This Thomas was born at Bologne, when the Queen, mother to the King, was there, in time of war, as the record shews us. (fn. 2) He had free-warren in these manors allowed him in Eyre, the first of which was in this family soon after the Conquest. (fn. 3) Hardevinus de Scalers, the first of note of the family, was one of the valiant Normans that assisted the Conqueror in his great expedition, who gave him many manors, and made him a baron by tenure. The advowson of the rectory was given to the convent of St. Mary Overy in Southwark, very early, by some one of this family; all the rectors, that are to be met with in the Institution Books, being presented by the priors there, till the Dissolution, and from that time by the Crown, where the patronage now remains. The priors had a portion of 5s. paid out of the rectory, which was taxed at 6d. (fn. 4) In 1304,
John, son of Thomas, and grandson of this Thomas, was heir. He married Amy, one of the daughters of Sir John de Whelnetham Magna, Knt. which John left three daughters, Margery, married to John de Sutton of Wivenho, Knt. and Mary to Michael de Bures, between which three his inheritance, sc. the manor and advowson of Great Welnetham, and the manor of Alpheton, &c. was divided in 1371. In 1387,
John held it in 1401, of Robert de Morley, he of the See of Ely, and that of the King, being then the King's ward, in custody of John de Hevenyngham, Knt. which Sir John held a quarter of a fee of Julian, sister of John de Thelveton, as of the manor of Thelveton, and was a part of it, which was held of the Abbot of St. Edmund, and laid in Gissing, and was alienated by Thomas de Scalarijs as above, to one of the family sirnamed de Thelveton. This John de Scalers (or Scales) died in 1466, leaving Thelton, and Whaddon to
Maud his wife, who died in 1470, and left three daughters coheiresses; Alice, married to John Moore; Anne, to John Harcourt; and Margaret, unmarried; but to which this was alloted I find not, neither can I tell who owned it till 1538, 10th March, and then it belonged to
Beatrix Harman, sole daughter and heiress to Henry Moine, Esq. who was lord of Thelveton, by whom it was settled on John Watts, clerk, to the use of the said Beatrix; and this year the said John Watts infeoffed Beatrix in it for her life, remainder to George Bougham, Esq. next kinsman and heir to the said Beatrix, and immediately after she released her estate for life to the said George and his heirs; this George the same year settled it on
William Rogers, and Catherine his wife, and their heirs; in 1540 George Bougham, William Rogers, and Catherine his wife, infeoffed it in Thomas Codde, and William Loues, (or Love,) and their heirs; and in the same year George Bougham released to all those feoffees, all his right in it; and then Love and Codde infeoffed Wil liam Rogers and Catherine his wife in it, to hold to them and their heirs: Catherine surviving her husband in 1554, 24th April, sold the manor to
Thomas Havers of Winfarthing, Gent. in 1592, purchased it, and died 1605, and left it to Elizabeth his wife, for life, then to his eldest son, from which time it hath passed in a lineal descent in this family.

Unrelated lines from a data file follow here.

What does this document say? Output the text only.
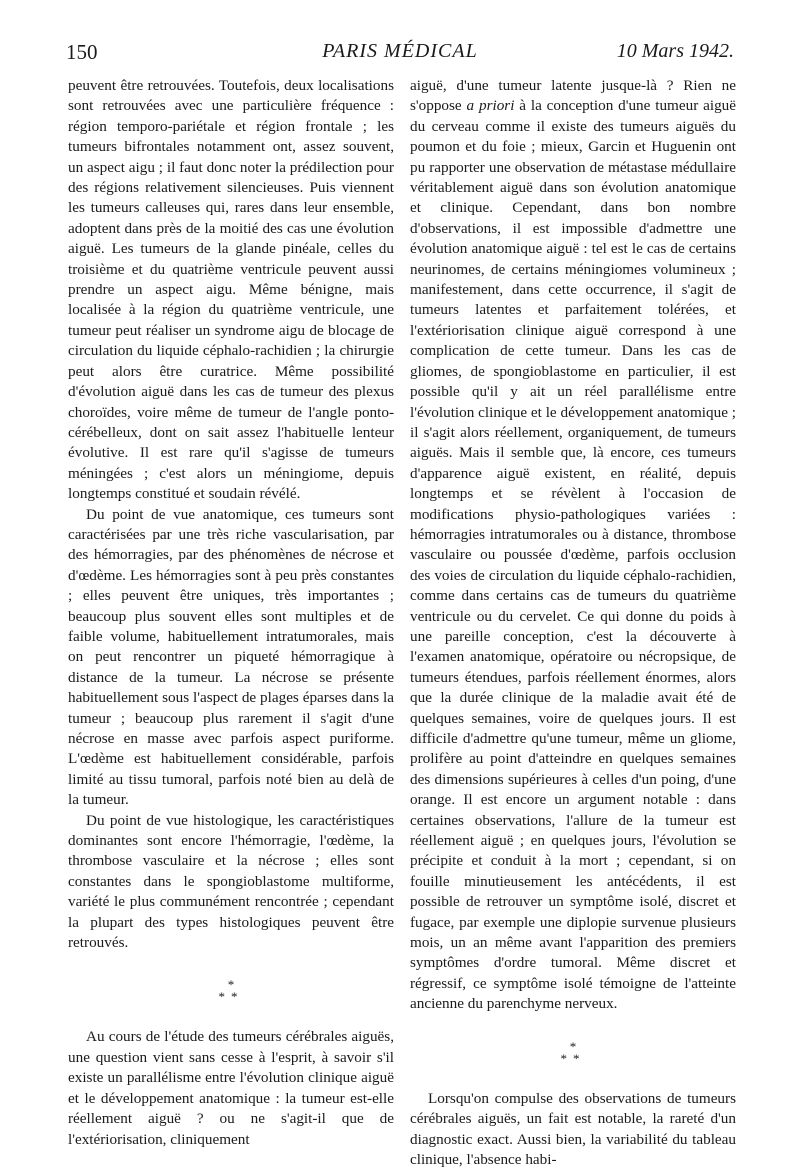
150	PARIS MÉDICAL	10 Mars 1942.

peuvent être retrouvées. Toutefois, deux localisations sont retrouvées avec une particulière fréquence : région temporo-pariétale et région frontale ; les tumeurs bifrontales notamment ont, assez souvent, un aspect aigu ; il faut donc noter la prédilection pour des régions relativement silencieuses. Puis viennent les tumeurs calleuses qui, rares dans leur ensemble, adoptent dans près de la moitié des cas une évolution aiguë. Les tumeurs de la glande pinéale, celles du troisième et du quatrième ventricule peuvent aussi prendre un aspect aigu. Même bénigne, mais localisée à la région du quatrième ventricule, une tumeur peut réaliser un syndrome aigu de blocage de circulation du liquide céphalo-rachidien ; la chirurgie peut alors être curatrice. Même possibilité d'évolution aiguë dans les cas de tumeur des plexus choroïdes, voire même de tumeur de l'angle ponto-cérébelleux, dont on sait assez l'habituelle lenteur évolutive. Il est rare qu'il s'agisse de tumeurs méningées ; c'est alors un méningiome, depuis longtemps constitué et soudain révélé.

Du point de vue anatomique, ces tumeurs sont caractérisées par une très riche vascularisation, par des hémorragies, par des phénomènes de nécrose et d'œdème. Les hémorragies sont à peu près constantes ; elles peuvent être uniques, très importantes ; beaucoup plus souvent elles sont multiples et de faible volume, habituellement intratumorales, mais on peut rencontrer un piqueté hémorragique à distance de la tumeur. La nécrose se présente habituellement sous l'aspect de plages éparses dans la tumeur ; beaucoup plus rarement il s'agit d'une nécrose en masse avec parfois aspect puriforme. L'œdème est habituellement considérable, parfois limité au tissu tumoral, parfois noté bien au delà de la tumeur.

Du point de vue histologique, les caractéristiques dominantes sont encore l'hémorragie, l'œdème, la thrombose vasculaire et la nécrose ; elles sont constantes dans le spongioblastome multiforme, variété le plus communément rencontrée ; cependant la plupart des types histologiques peuvent être retrouvés.

*
**

Au cours de l'étude des tumeurs cérébrales aiguës, une question vient sans cesse à l'esprit, à savoir s'il existe un parallélisme entre l'évolution clinique aiguë et le développement anatomique : la tumeur est-elle réellement aiguë ? ou ne s'agit-il que de l'extériorisation, cliniquement

aiguë, d'une tumeur latente jusque-là ? Rien ne s'oppose a priori à la conception d'une tumeur aiguë du cerveau comme il existe des tumeurs aiguës du poumon et du foie ; mieux, Garcin et Huguenin ont pu rapporter une observation de métastase médullaire véritablement aiguë dans son évolution anatomique et clinique. Cependant, dans bon nombre d'observations, il est impossible d'admettre une évolution anatomique aiguë : tel est le cas de certains neurinomes, de certains méningiomes volumineux ; manifestement, dans cette occurrence, il s'agit de tumeurs latentes et parfaitement tolérées, et l'extériorisation clinique aiguë correspond à une complication de cette tumeur. Dans les cas de gliomes, de spongioblastome en particulier, il est possible qu'il y ait un réel parallélisme entre l'évolution clinique et le développement anatomique ; il s'agit alors réellement, organiquement, de tumeurs aiguës. Mais il semble que, là encore, ces tumeurs d'apparence aiguë existent, en réalité, depuis longtemps et se révèlent à l'occasion de modifications physio-pathologiques variées : hémorragies intratumorales ou à distance, thrombose vasculaire ou poussée d'œdème, parfois occlusion des voies de circulation du liquide céphalo-rachidien, comme dans certains cas de tumeurs du quatrième ventricule ou du cervelet. Ce qui donne du poids à une pareille conception, c'est la découverte à l'examen anatomique, opératoire ou nécropsique, de tumeurs étendues, parfois réellement énormes, alors que la durée clinique de la maladie avait été de quelques semaines, voire de quelques jours. Il est difficile d'admettre qu'une tumeur, même un gliome, prolifère au point d'atteindre en quelques semaines des dimensions supérieures à celles d'un poing, d'une orange. Il est encore un argument notable : dans certaines observations, l'allure de la tumeur est réellement aiguë ; en quelques jours, l'évolution se précipite et conduit à la mort ; cependant, si on fouille minutieusement les antécédents, il est possible de retrouver un symptôme isolé, discret et fugace, par exemple une diplopie survenue plusieurs mois, un an même avant l'apparition des premiers symptômes d'ordre tumoral. Même discret et régressif, ce symptôme isolé témoigne de l'atteinte ancienne du parenchyme nerveux.

*
**

Lorsqu'on compulse des observations de tumeurs cérébrales aiguës, un fait est notable, la rareté d'un diagnostic exact. Aussi bien, la variabilité du tableau clinique, l'absence habi-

The Haverses had their rise under the Norfolk family, which they have served for many generations; John Havers was Gentleman of the Horse to John Duke of Norfolk, and attended him in the battle at Bosworth Field, where that duke was slain; John Havers of Winfarthing, in Norfolk, was Steward to the family, as was Thomas Havers, his son, who purchased the manor, and built the present mansion-house, which is a good brick building and very uniform; John, his second son, was Bailiff to the Earl of Arundell in 1610; Edward, his third son, was Steward of his courts; and Thomas, his fourth son, was farmer of the parks; William Havers continued the same office at his father's death, and Thomas Havers, the present lord, [1736,] now hath it.
The Customs of the Manor are these: the copyhold descends to the youngest son; the fine is at the lord's will; the tenants cannot waste their copyhold-houses, nor fell timber without license; it gives no dower.
This rectory is in the archdeaconry of Norfolk, and deanery of Redenhall; and being discharged of first fruits and tenths, is capable of augmentation. It hath a rectory-house, which, with 3 acres of land belonging to it, was given to the church in 1375, when the rector obtained a license in mortmain, to confirm it.
|King's Books.||Clear Value.||Synodals.||Procurations.|
|Norw. Taxat.||Acres Glebe.|
At the time of the Lincoln taxation, the rector had 22 acres of glebe, the rectory was valued at 17 marks, besides the Prior of Southwark's portion of v.s. out of it, and paid xiiij.d. Peter-pence, and in the Norwich taxation, the portions of the canons of Southwark were taxed at vij. marks.
The Church is a small building, consisting of a nave, chancel, and south porch, all tiled, and a square steeple, and two bells only, one being formerly sold to repair the church, which is dedicated to St. Andrew the Apostle, as appears from the will of John Peron (fn. 5) of this town, who, in 1466, ordered to be buried in St. Andrew's churchyard here, and gave 6s. to mend the steeple, and 12d. to the high altar.
On the font are four shields; on the first, the emblem of the trinity; on the second, three cups, on each a wafer, as an emblem of the sacrament; on the third, a plain cross; on the fourth, a cross floree, the arms (I suppose) of the donor.
Here lyeth Anne eldest Dawghter of Thomas Bramton of Norton Esq; first married to Edward Kene & had Issue, Edward, Henry, Roger, Edmund, Bridget, after with Thomas Nash & had Issue Anne, dyed the 16 of December 1625.
This village in the Conqueror's time was two miles long, and one mile broad, and paid vii.d. Danegeld; in 1603 there were 74 communicants; now there are 20 houses, and about 100 inhabitants. [1736.] It paid to the tenths 2l. was valued at the association tax, at 612l. the present valuation being 475l.
The Commons are, Atte Green, which joins to Diccleburg, and contains about 15 acres; Hill Green, about 80 acres; Bottom Common, about 10 acres; West Common, about 50 acres; and Little Green; and they intercommon on Scole Green.